Now it's being played out in public and likely is headed toward a quick conclusion because it can't be allowed to drag on indefinitely. If the decision is made to move on to someone else, a search must begin immediately.

The mess in Ottawa with the Renegades' feuding owners and talk of a hard salary cap with no apparent resolution are indictments of Wright's leadership.

CREDIT

While he received credit for securing owners for Toronto and Hamilton when the Argos and Tiger-Cats fell into receivership midway into the 2003 season -- his first in the league -- it had more to do with others. B.C. Lions owner David Braley played a significant role in securing new Ticats owner Bob Young. In Toronto, Wright united Howard Sokolowski and David Cynamon, who separately were looking at buying into the Argos during Sherwood Schwarz's final season. No one from the board stepped up to take credit, allowing Wright to be seen as the saviour. Now the word is he lacks strong leadership.

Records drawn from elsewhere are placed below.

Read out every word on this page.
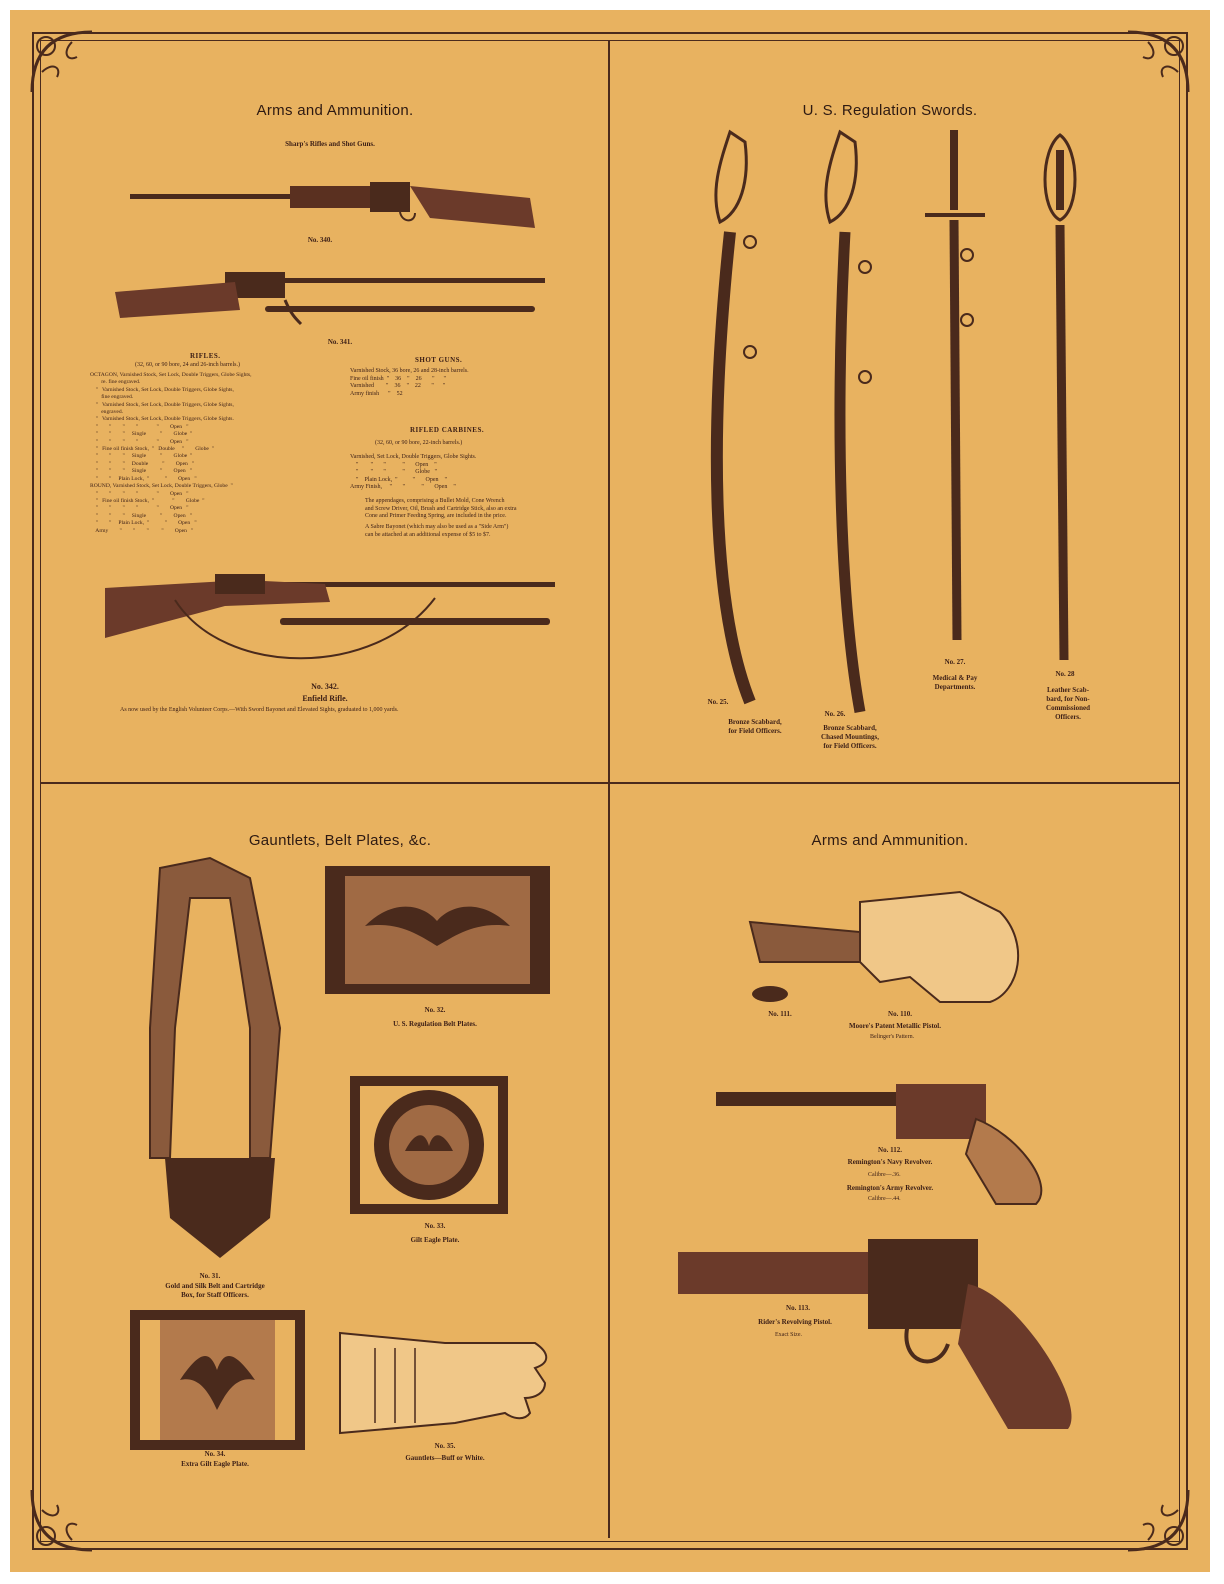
Arms and Ammunition.
Sharp's Rifles and Shot Guns.
No. 340.
No. 341.
RIFLES.
(32, 60, or 90 bore, 24 and 26-inch barrels.)
OCTAGON, Varnished Stock, Set Lock, Double Triggers, Globe Sights,
re. fine engraved.
"   Varnished Stock, Set Lock, Double Triggers, Globe Sights,
fine engraved.
"   Varnished Stock, Set Lock, Double Triggers, Globe Sights,
engraved.
"   Varnished Stock, Set Lock, Double Triggers, Globe Sights.
"        "        "        "             "        Open   "
"        "        "     Single          "        Globe  "
"        "        "        "             "        Open   "
"   Fine oil finish Stock,  "   Double     "        Globe  "
"        "        "     Single          "        Globe  "
"        "        "     Double          "        Open   "
"        "        "     Single          "        Open   "
"        "     Plain Lock,  "           "        Open   "
ROUND, Varnished Stock, Set Lock, Double Triggers, Globe  "
"        "        "        "             "        Open   "
"   Fine oil finish Stock,  "             "        Globe  "
"        "        "        "             "        Open   "
"        "        "     Single          "        Open   "
"        "     Plain Lock,  "           "        Open   "
Army        "        "        "         "        Open   "
SHOT GUNS.
Varnished Stock, 36 bore, 26 and 28-inch barrels.
Fine oil finish  "    36    "    26       "      "
Varnished        "    36    "    22       "      "
Army finish      "    52
RIFLED CARBINES.
(32, 60, or 90 bore, 22-inch barrels.)
Varnished, Set Lock, Double Triggers, Globe Sights.
"        "       "           "       Open    "
"        "       "           "       Globe   "
"    Plain Lock,  "          "       Open    "
Army Finish,     "       "           "       Open    "
The appendages, comprising a Bullet Mold, Cone Wrench
and Screw Driver, Oil, Brush and Cartridge Stick, also an extra
Cone and Primer Feeding Spring, are included in the price.
A Sabre Bayonet (which may also be used as a "Side Arm")
can be attached at an additional expense of $5 to $7.
No. 342.
Enfield Rifle.
As now used by the English Volunteer Corps.—With Sword Bayonet and Elevated Sights, graduated to 1,000 yards.
U. S. Regulation Swords.
No. 25.
Bronze Scabbard,
for Field Officers.
No. 26.
Bronze Scabbard,
Chased Mountings,
for Field Officers.
No. 27.
Medical & Pay
Departments.
No. 28
Leather Scab-
bard, for Non-
Commissioned
Officers.
Gauntlets, Belt Plates, &c.
No. 31.
Gold and Silk Belt and Cartridge
Box, for Staff Officers.
No. 32.
U. S. Regulation Belt Plates.
No. 33.
Gilt Eagle Plate.
No. 34.
Extra Gilt Eagle Plate.
No. 35.
Gauntlets—Buff or White.
Arms and Ammunition.
No. 111.	No. 110.
Moore's Patent Metallic Pistol.
Belinger's Pattern.
No. 112.
Remington's Navy Revolver.
Calibre—.36.
Remington's Army Revolver.
Calibre—.44.
No. 113.
Rider's Revolving Pistol.
Exact Size.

Why Wright chose to go on vacation now -- while there are issues that need immediate attention and his presence -- is curious. While he may have access to faxes, cellphones and the like, it simply doesn't look good. And the fact he's away while his future is being decided is awfully coincidental.

He'll be back next week, but it appears it may only be long enough to hand out the Grey Cup at the end of the season. There has been a continuous cycle of commissioners in the CFL in recent years, each with different styles.

If the CFL decides it has had enough of Wright -- and again the signals are pointing in that direction -- then it's on to someone new.